Elected officials face an interesting dichotomy: Should they cause a temporary slowdown in economic growth (by stopping unsustainable borrowing) and lose their political position; or do they maintain the status quo, keeping their jobs yet forsaking forthcoming generations?
Conversely, we unwisely elect politicians based on the heaviness of our wallets and thereby neglect our future children.
Just like Bernie’s business, our Capitol Hill leaders strive for economic growth (investor returns) by spending money (paying dividends to investors) beyond tax revenue and finance it by borrowing from foreign nations (inviting new investors).
This manner of spending yields a temporary gain, just as using a credit card allows us to buy a few goods that we would struggle to otherwise purchase. We usually realize, however, that we cannot payoff incessant credit card debts with more credit cards. It works for a few months but always catches up.
The same principle is true for Madoff schemes. It pays off for a while but always catches up with the scheme’s promoter. New investors stop and the scheme crashes leaving the promoter imprisoned and the investors broke.
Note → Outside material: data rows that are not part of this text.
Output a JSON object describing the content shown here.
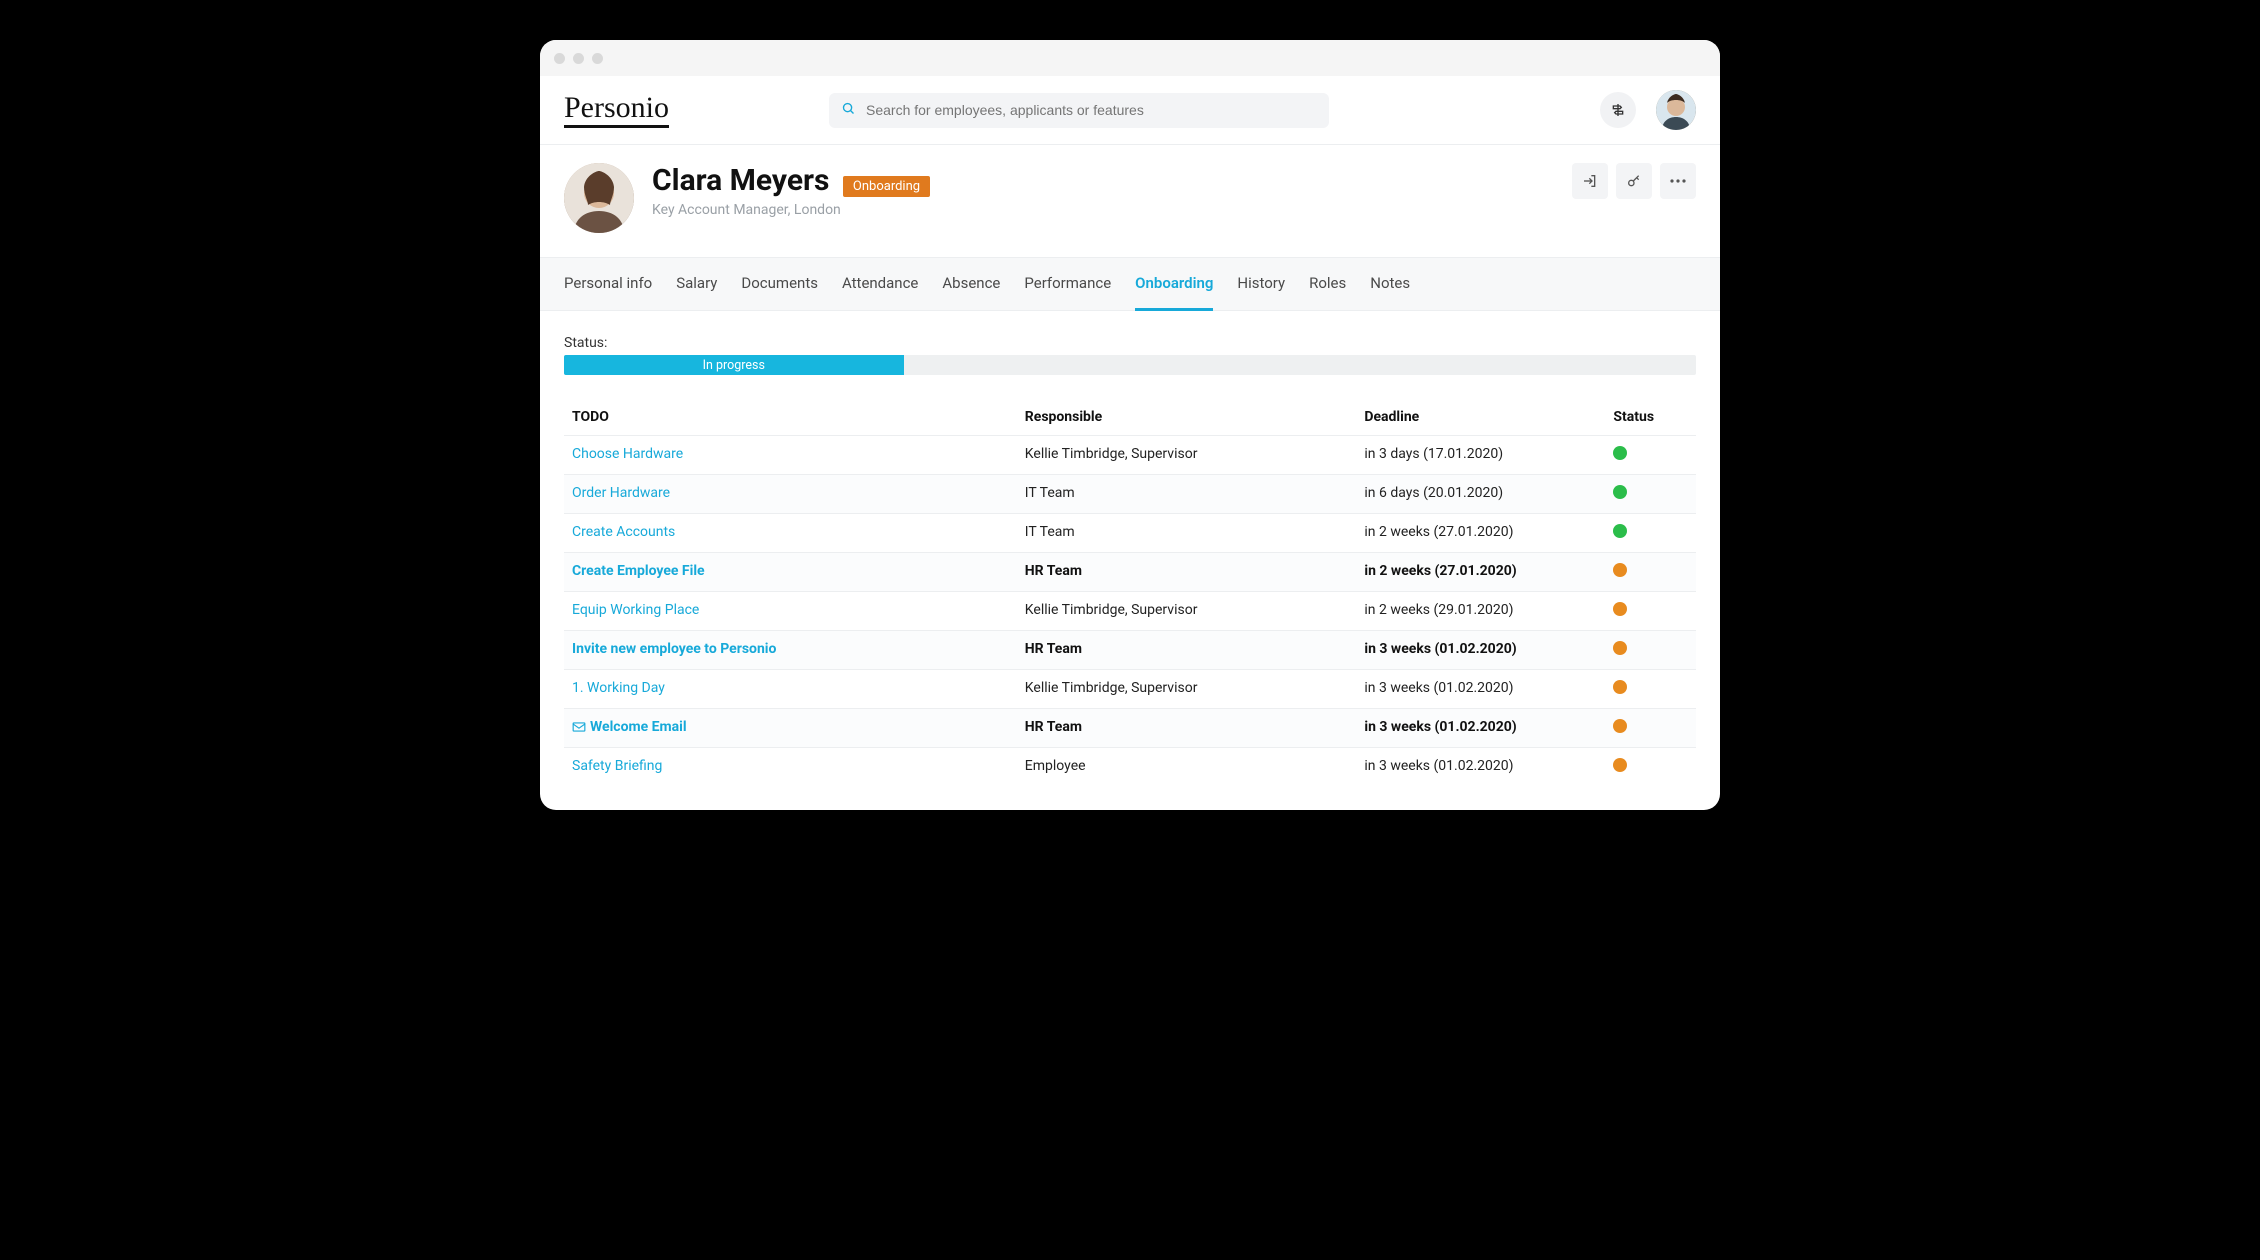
{
  "app": {
    "logo_text": "Personio"
  },
  "search": {
    "placeholder": "Search for employees, applicants or features"
  },
  "profile": {
    "name": "Clara Meyers",
    "badge": "Onboarding",
    "subtitle": "Key Account Manager, London"
  },
  "tabs": [
    {
      "label": "Personal info",
      "active": false
    },
    {
      "label": "Salary",
      "active": false
    },
    {
      "label": "Documents",
      "active": false
    },
    {
      "label": "Attendance",
      "active": false
    },
    {
      "label": "Absence",
      "active": false
    },
    {
      "label": "Performance",
      "active": false
    },
    {
      "label": "Onboarding",
      "active": true
    },
    {
      "label": "History",
      "active": false
    },
    {
      "label": "Roles",
      "active": false
    },
    {
      "label": "Notes",
      "active": false
    }
  ],
  "status": {
    "label": "Status:",
    "text": "In progress",
    "percent": 30
  },
  "table": {
    "columns": [
      "TODO",
      "Responsible",
      "Deadline",
      "Status"
    ],
    "rows": [
      {
        "todo": "Choose Hardware",
        "responsible": "Kellie Timbridge, Supervisor",
        "deadline": "in 3 days (17.01.2020)",
        "status": "green",
        "bold": false,
        "mail_icon": false
      },
      {
        "todo": "Order Hardware",
        "responsible": "IT Team",
        "deadline": "in 6 days (20.01.2020)",
        "status": "green",
        "bold": false,
        "mail_icon": false
      },
      {
        "todo": "Create Accounts",
        "responsible": "IT Team",
        "deadline": "in 2 weeks (27.01.2020)",
        "status": "green",
        "bold": false,
        "mail_icon": false
      },
      {
        "todo": "Create Employee File",
        "responsible": "HR Team",
        "deadline": "in 2 weeks (27.01.2020)",
        "status": "orange",
        "bold": true,
        "mail_icon": false
      },
      {
        "todo": "Equip Working Place",
        "responsible": "Kellie Timbridge, Supervisor",
        "deadline": "in 2 weeks (29.01.2020)",
        "status": "orange",
        "bold": false,
        "mail_icon": false
      },
      {
        "todo": "Invite new employee to Personio",
        "responsible": "HR Team",
        "deadline": "in 3 weeks (01.02.2020)",
        "status": "orange",
        "bold": true,
        "mail_icon": false
      },
      {
        "todo": "1. Working Day",
        "responsible": "Kellie Timbridge, Supervisor",
        "deadline": "in 3 weeks (01.02.2020)",
        "status": "orange",
        "bold": false,
        "mail_icon": false
      },
      {
        "todo": "Welcome Email",
        "responsible": "HR Team",
        "deadline": "in 3 weeks (01.02.2020)",
        "status": "orange",
        "bold": true,
        "mail_icon": true
      },
      {
        "todo": "Safety Briefing",
        "responsible": "Employee",
        "deadline": "in 3 weeks (01.02.2020)",
        "status": "orange",
        "bold": false,
        "mail_icon": false
      }
    ]
  }
}
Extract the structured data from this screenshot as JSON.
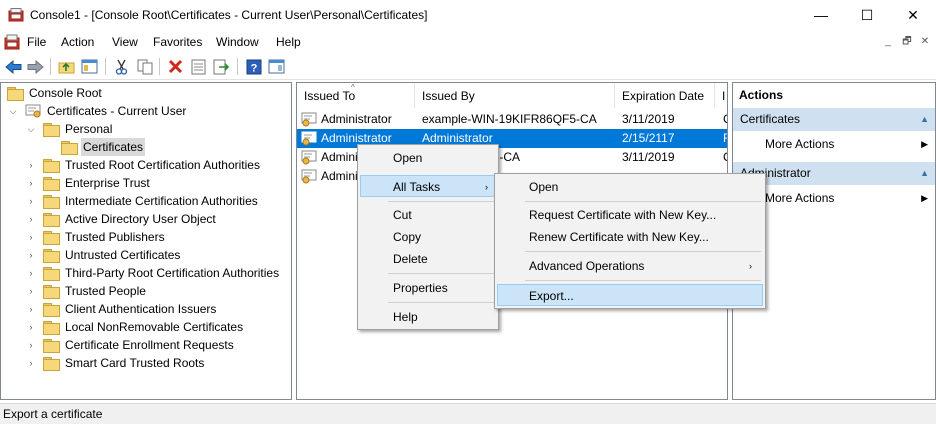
{
  "window": {
    "title": "Console1 - [Console Root\\Certificates - Current User\\Personal\\Certificates]",
    "minimize": "—",
    "maximize": "☐",
    "close": "✕"
  },
  "menu": {
    "file": "File",
    "action": "Action",
    "view": "View",
    "favorites": "Favorites",
    "window": "Window",
    "help": "Help"
  },
  "mdi": {
    "minimize": "_",
    "restore": "🗗",
    "close": "✕"
  },
  "toolbar": {
    "icons": [
      "back-arrow-icon",
      "forward-arrow-icon",
      "up-folder-icon",
      "show-hide-tree-icon",
      "cut-icon",
      "copy-icon",
      "delete-icon",
      "properties-icon",
      "export-list-icon",
      "help-icon",
      "action-pane-icon"
    ]
  },
  "tree": {
    "root": "Console Root",
    "certs_current_user": "Certificates - Current User",
    "personal": "Personal",
    "certificates": "Certificates",
    "folders": [
      "Trusted Root Certification Authorities",
      "Enterprise Trust",
      "Intermediate Certification Authorities",
      "Active Directory User Object",
      "Trusted Publishers",
      "Untrusted Certificates",
      "Third-Party Root Certification Authorities",
      "Trusted People",
      "Client Authentication Issuers",
      "Local NonRemovable Certificates",
      "Certificate Enrollment Requests",
      "Smart Card Trusted Roots"
    ]
  },
  "list": {
    "columns": [
      "Issued To",
      "Issued By",
      "Expiration Date",
      "I"
    ],
    "rows": [
      {
        "issued_to": "Administrator",
        "issued_by": "example-WIN-19KIFR86QF5-CA",
        "expiration": "3/11/2019",
        "extra": "C",
        "selected": false
      },
      {
        "issued_to": "Administrator",
        "issued_by": "Administrator",
        "expiration": "2/15/2117",
        "extra": "F",
        "selected": true
      },
      {
        "issued_to": "Administr",
        "issued_by": "19KIFR86QF5-CA",
        "expiration": "3/11/2019",
        "extra": "C",
        "selected": false
      },
      {
        "issued_to": "Admini",
        "issued_by": "",
        "expiration": "",
        "extra": "",
        "selected": false
      }
    ]
  },
  "actions": {
    "header": "Actions",
    "section1": "Certificates",
    "more_actions_1": "More Actions",
    "section2": "Administrator",
    "more_actions_2": "More Actions"
  },
  "context_menu": {
    "open": "Open",
    "all_tasks": "All Tasks",
    "cut": "Cut",
    "copy": "Copy",
    "delete": "Delete",
    "properties": "Properties",
    "help": "Help"
  },
  "submenu": {
    "open": "Open",
    "request_new_key": "Request Certificate with New Key...",
    "renew_new_key": "Renew Certificate with New Key...",
    "advanced": "Advanced Operations",
    "export": "Export..."
  },
  "status": {
    "text": "Export a certificate"
  },
  "colors": {
    "selection": "#0078d7",
    "highlight": "#cce4f7",
    "section": "#cfe0f0"
  }
}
People in credit card debt and those managing ponzi schemes do not get to walk away. They are stuck with it until they pay it off, go bankrupt or go to jail.
But Uncle Sam is different. He gets to walk away, usually after something like four or eight years. He never faces the long-term consequences. The failure of the scheme never catches up on a personal level. He just passes them on to the next person in line and takes credit for “improving” the economy. And he performs this with complete legality, unlike Bernie.
Our legal system offers great incentive to prevent this sort of Madoff fraud in business and daily life. Yet we, the people, fail to hold our government accountable for this fraud that jeopardizes our future welfare.
Since it seems politicians often care more about the continuity of their careers without regard to our long-term welfare, we must incentivize our politicians to think in the long term by electing those that will. This is a problem of democratic politics: Who is willing to make the unpopular decision necessary for the long-term economic viability of the United States?
No generation has been willing to step up and pay down American debt for their children. Shall we imitate our parents and pass it on to our kids? Let us be the generation that considers our children’s and their children’s welfare before our own. With this leadership, we would become a great generation.
Jensen Carlsen is a senior majoring in economics and mathematics. His column “The Bridge” runs Wednesdays.
exelent, wish there were guys like you handling all that . get em
Excellent column. But you’re wrong about one thing. The voters who elected Presidents Harding and Taft did want to pay off the government debt, on behalf of their decendants.